I also like the idea of the lapcool. I installed a universal 12dc power supply for the cabinet to run fans and stuff so it would be easy to use this in place of the louder fan I now have. It's not as noisy as the projector but still adds to the noise in the room, especially when the HT is not in use.


----------



## boylehome

Don,

I think it does an internal reset at some predetermined time for the high/low. I don't know of any manual way to reset the high/low temperatures. The average temperature seems to be the current temperature.

Three of mine came with the high temp of 138. Version D dropped to from 138 to 132 after a couple of months. With a cool pad, its average temperature, in an enclosed cabinet is 118. It is cooler than my version B that averages 122 in an open air setting.

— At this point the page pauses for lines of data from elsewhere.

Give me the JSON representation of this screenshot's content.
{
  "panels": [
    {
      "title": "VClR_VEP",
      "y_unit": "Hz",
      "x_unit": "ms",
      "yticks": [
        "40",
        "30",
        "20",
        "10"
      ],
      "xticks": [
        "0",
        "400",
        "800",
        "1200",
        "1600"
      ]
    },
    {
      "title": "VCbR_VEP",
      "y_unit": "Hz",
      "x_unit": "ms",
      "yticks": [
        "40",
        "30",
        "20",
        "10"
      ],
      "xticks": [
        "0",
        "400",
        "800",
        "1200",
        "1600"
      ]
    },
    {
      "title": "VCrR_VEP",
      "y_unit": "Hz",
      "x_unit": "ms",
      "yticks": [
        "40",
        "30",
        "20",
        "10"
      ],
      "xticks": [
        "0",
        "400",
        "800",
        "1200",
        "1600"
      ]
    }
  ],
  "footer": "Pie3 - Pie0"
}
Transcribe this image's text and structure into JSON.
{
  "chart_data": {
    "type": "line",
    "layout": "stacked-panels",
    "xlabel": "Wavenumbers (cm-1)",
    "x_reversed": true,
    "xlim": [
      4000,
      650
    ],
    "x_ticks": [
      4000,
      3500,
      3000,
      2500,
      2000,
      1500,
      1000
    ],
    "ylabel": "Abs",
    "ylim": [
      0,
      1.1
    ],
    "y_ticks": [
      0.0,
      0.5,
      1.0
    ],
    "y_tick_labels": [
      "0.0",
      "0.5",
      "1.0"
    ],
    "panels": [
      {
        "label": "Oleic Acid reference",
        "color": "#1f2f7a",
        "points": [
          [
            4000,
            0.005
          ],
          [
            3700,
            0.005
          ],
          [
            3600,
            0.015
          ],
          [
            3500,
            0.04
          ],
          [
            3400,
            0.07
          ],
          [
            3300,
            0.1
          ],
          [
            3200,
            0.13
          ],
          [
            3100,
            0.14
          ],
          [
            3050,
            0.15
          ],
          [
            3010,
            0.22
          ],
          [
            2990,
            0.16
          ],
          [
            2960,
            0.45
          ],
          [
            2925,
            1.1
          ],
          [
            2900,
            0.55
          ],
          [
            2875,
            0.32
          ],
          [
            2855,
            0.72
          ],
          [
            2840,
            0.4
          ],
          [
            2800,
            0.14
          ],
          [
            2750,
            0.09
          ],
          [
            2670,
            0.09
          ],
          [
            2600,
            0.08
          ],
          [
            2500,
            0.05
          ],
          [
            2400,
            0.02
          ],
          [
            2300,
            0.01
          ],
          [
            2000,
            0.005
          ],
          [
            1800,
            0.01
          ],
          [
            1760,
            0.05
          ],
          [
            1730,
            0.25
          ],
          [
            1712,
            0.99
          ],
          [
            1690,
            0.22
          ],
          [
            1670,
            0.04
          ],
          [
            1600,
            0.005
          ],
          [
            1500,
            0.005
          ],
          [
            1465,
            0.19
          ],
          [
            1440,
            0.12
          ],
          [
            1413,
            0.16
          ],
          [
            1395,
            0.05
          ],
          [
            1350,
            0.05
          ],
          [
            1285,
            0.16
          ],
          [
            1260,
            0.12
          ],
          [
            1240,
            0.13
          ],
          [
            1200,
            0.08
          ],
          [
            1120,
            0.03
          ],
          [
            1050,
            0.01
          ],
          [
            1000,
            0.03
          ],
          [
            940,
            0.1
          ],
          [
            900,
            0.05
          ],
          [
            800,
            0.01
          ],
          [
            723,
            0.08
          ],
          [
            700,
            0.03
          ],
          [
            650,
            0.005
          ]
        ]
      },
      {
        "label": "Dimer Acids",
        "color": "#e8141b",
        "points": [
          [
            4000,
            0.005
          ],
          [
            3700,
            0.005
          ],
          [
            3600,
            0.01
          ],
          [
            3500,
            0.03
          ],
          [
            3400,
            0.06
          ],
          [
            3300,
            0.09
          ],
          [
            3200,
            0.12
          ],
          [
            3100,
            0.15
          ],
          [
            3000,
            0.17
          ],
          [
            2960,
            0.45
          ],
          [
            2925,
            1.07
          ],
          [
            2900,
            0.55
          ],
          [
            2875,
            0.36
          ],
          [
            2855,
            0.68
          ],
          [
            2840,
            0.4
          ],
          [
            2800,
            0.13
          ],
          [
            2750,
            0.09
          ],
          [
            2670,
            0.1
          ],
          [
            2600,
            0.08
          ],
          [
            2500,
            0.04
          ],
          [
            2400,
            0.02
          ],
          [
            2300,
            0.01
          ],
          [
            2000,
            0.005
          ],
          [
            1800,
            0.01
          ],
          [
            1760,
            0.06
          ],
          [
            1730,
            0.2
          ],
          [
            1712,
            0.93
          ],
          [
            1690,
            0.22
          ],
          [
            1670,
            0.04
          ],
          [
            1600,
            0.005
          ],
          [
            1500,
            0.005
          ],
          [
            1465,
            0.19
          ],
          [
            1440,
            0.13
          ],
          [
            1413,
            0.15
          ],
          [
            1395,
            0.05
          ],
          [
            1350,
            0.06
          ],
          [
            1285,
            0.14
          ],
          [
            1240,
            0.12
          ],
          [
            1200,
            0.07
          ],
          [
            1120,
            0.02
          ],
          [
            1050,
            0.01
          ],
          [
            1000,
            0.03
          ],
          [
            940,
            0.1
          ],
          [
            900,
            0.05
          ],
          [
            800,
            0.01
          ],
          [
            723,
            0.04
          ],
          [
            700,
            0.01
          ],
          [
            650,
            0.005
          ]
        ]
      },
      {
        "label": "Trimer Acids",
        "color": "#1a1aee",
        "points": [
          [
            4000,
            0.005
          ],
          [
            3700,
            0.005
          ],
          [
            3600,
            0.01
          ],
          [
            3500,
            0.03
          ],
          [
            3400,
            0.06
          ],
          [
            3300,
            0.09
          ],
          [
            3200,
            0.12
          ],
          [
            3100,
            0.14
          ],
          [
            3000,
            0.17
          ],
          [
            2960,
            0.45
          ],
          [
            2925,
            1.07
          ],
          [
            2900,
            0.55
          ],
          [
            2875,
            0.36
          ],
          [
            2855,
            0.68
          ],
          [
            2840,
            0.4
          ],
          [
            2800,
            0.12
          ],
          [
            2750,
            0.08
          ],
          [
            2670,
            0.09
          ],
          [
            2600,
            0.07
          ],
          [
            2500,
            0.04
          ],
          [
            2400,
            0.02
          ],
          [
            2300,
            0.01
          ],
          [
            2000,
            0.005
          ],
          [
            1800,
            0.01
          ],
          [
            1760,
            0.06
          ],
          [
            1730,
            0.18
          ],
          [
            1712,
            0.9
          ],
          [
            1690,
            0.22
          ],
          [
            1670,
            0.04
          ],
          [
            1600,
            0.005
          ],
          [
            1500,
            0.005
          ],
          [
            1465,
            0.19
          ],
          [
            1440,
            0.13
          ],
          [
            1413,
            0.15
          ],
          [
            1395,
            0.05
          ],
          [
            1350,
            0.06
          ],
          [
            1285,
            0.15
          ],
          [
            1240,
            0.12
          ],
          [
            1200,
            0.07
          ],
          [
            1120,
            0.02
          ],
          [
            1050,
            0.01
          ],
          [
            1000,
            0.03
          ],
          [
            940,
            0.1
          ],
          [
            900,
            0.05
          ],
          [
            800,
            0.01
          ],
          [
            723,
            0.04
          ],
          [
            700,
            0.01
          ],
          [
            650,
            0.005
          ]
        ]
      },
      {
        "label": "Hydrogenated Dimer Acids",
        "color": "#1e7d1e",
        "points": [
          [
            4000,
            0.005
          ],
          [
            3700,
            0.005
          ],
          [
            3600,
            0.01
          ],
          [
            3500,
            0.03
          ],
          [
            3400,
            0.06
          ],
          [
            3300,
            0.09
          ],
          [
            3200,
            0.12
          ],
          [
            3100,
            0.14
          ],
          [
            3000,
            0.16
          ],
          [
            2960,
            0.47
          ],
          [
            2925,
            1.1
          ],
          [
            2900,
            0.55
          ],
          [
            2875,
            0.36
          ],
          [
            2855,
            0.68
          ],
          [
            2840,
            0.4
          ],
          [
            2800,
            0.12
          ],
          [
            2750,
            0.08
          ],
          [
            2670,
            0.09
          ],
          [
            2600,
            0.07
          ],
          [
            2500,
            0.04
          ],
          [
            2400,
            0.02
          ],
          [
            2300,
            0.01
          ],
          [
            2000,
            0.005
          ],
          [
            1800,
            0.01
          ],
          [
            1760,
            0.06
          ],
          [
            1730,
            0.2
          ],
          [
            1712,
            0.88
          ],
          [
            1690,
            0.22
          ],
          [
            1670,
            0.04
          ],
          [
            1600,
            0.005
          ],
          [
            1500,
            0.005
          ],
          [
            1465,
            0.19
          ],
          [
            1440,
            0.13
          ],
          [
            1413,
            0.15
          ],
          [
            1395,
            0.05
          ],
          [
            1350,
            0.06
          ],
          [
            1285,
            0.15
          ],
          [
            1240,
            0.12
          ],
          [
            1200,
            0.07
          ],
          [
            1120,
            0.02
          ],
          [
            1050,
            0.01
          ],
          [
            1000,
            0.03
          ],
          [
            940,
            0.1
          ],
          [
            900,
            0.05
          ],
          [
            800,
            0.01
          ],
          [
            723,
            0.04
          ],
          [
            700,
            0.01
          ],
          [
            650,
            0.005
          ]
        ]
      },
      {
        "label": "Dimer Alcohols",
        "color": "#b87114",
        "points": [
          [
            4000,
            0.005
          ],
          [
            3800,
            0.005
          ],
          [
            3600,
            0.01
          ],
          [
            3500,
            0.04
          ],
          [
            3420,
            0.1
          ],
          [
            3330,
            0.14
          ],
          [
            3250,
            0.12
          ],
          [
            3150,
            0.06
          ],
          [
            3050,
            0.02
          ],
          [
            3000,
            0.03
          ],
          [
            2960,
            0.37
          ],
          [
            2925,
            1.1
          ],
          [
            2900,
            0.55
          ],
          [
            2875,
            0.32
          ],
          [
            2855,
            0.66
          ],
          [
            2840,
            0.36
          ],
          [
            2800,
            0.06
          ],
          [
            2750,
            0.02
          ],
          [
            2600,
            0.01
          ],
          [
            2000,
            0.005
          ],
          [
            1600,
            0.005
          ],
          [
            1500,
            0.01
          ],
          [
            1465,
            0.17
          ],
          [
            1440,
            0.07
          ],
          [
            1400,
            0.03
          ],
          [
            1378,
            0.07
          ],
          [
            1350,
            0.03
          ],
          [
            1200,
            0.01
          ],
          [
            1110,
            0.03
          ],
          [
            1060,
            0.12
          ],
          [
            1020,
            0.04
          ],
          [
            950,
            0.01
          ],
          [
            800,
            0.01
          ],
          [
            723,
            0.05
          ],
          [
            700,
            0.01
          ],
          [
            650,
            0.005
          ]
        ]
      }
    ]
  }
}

When I received version F. the outside temperature was 114 around the time UPS handed the package to me. When I opened the package the 622 was so hot that I couldn't hold it! It has the high temperature of 138. I let it cool to room temperature then hooked it up to everything and upon activation, I checked and found the average temperature at 105 and it has not exceeded this temperature to date. It is kept upstairs where the air conditioning only kicks on once the room temperature reaches 90. It always feels cooler than the other three. The exhaust air flow (left side) is no greater than any other receiver.

John


----------



## bmcleod

I have several components generating heat, the 622 is just latest to need attention. I haven't chosen a solution yet but this site has some of the better products I've seen. They have a nice variety depending on your situation, maybe one will work for some of you. -Bruce

http://www.activethermal.com/


----------



## Nyles Paris

I just talked with a Dish Advanced Tech & he told me that the HIGH Temp should be + - 120 degrees. My High is 138 degrees, he said that if I get in the Mid 140's I should be concerned.

Nyles


----------



## James Long

I like that answer. 

"Should be around 120°."
"Mine's 138°."
"Don't be concerned until it hits 145°."

Moving the target.

BTW: Mine is HI 131° LO 118° with a 122° Average. Personally I'd be more concerned with an Average close to the High.


----------



## wimcolgate

I can get to the counters on my 622 (3.63) but I do not see any counters for temperature. Scrolling down to the end ... 16) is SMS Status: 0x0020, 17) SMS Delay: 0x00B4, 18) Seq. Num: 0x1D353D60, 19) 015 Popup: 0 : 0

Has the counters information changed?

Wim


----------



## P Smith

Dish took your concern very seriously in new version .


----------



## hiker

Running L363 here and I have the HDD counters. Go to Diagnostics->Counters and use the page down key and you should find a category "Hard Drive Counters:" and items 03, 04, 05 are High, Low and Average temps.


----------



## HDlover

I'm blowing a fan on mine constantly. I'm sure it will prolong the life and keep heat related problems away. If I had a computer that ran this hot I would be very afraid. The Comcast DVR I had ran hot but it had vents all over the top.


----------



## Bill R

HDlover said:


> I'm blowing a fan on mine constantly. I'm sure it will prolong the life and keep heat related problems away.


What you are doing may shorten the life of the receiver (the receiver is trying to exhaust air and you are preventing that). On receivers like the 622 you should ALWAYS pull the air away from the receiver. If I were you I would turn the fan around so that it draws the hot air away from the receiver.


----------



## P Smith

It was dissected in that thead at SG and other one with pictures there


----------



## HDlover

Bill R said:


> What you are doing may shorten the life of the receiver (the receiver is trying to exhaust air and you are preventing that). On receivers like the 622 you should ALWAYS pull the air away from the receiver. If I were you I would turn the fan around so that it draws the hot air away from the receiver.


I'm not blowing the air through it, I'm blowing air on it. The fan is at the back of the unit.


----------



## turbomike

High: 138
Low: 111
Avg: 120


----------



## whatchel1

hiker said:


> Running L363 here and I have the HDD counters. Go to Diagnostics->Counters and use the page down key and you should find a category "Hard Drive Counters:" and items 03, 04, 05 are High, Low and Average temps.


How do I get to the HDD Counters? When I go into menu, system setup. Diags. It then shows a counters button but not hdd counters. On 3, 4, 5 of mine it shows mini watchdogs, latest watchdog type and Kernel panic. Nothing to do with temps.


----------



## wje

whatchel1 said:


> How do I get to the HDD Counters? When I go into menu, system setup. Diags. It then shows a counters button but not hdd counters. On 3, 4, 5 of mine it shows mini watchdogs, latest watchdog type and Kernel panic. Nothing to do with temps.


Bring up the 'counters' info, scroll down. They're there, but no longer on the first page. Some new info has been added, some taken away.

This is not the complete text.